Embora nem todo mundo saiba disso, o estado da estrela solitária viveu uma efervescência no mundo da música, na segunda metade dos anos 60… foi um período que renderia verdadeiras lendas como Janis Joplin e também grandes grupos como o ZZ Top… mas, para o programa de hoje, vamos mergulhar um pouco mais fundo e trazer uma amostra do rock psicodélico texano.

E vamos começar trazendo o genial 13th Floor Elevators, grupo formado em 65, em torno do guitarrista e vocalista Roky Erickson, que havia acabado de deixar o grupo The Spades e reuniu-se com outros dois guitarristas, Stacy Sutherland e Tommy Hall, além do baterista John Walton e do baixista Benny Thurman… e eles lançariam o seu primeiro compacto em 66 com o hit “You’re Gonna Miss Me”.

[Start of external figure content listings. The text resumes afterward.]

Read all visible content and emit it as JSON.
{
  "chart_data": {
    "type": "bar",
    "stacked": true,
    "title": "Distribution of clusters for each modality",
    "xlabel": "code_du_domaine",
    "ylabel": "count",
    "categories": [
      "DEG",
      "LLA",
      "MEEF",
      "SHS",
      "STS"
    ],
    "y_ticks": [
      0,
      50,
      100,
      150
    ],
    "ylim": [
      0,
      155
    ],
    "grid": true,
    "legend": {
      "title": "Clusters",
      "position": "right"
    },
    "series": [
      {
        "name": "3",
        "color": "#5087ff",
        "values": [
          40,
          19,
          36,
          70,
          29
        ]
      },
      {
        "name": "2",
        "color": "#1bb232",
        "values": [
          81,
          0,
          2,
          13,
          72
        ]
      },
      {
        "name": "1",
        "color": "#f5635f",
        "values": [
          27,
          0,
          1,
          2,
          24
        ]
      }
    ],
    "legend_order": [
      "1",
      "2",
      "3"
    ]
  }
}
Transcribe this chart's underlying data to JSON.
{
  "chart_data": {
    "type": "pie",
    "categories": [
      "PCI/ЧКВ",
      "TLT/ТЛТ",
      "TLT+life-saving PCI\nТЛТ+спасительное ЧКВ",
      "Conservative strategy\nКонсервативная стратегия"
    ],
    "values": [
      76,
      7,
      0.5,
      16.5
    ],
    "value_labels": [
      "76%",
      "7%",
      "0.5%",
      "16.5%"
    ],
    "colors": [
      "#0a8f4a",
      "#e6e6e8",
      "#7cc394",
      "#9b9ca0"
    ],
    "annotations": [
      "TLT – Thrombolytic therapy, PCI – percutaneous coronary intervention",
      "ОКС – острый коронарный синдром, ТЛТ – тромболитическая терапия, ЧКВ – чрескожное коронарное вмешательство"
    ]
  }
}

Eles foram o primeiro grupo de rock a usar o termo psicodélico para se referir ao seu som… antes mesmo de usá-lo no nome do álbum de estreia “The Psychedelic Sounds of the 13th Floor Elevators”, que foi lançado em 66 e seria seguido por “Easter Everywhere” em 67… a separação viria depois de “Bull of the Woods” de 69… e, infelizmente, seu retorno em 2015 foi só para comemorar os 50 anos do grupo… vamos ouvir um pouco do som desses pioneiros da psicodelia…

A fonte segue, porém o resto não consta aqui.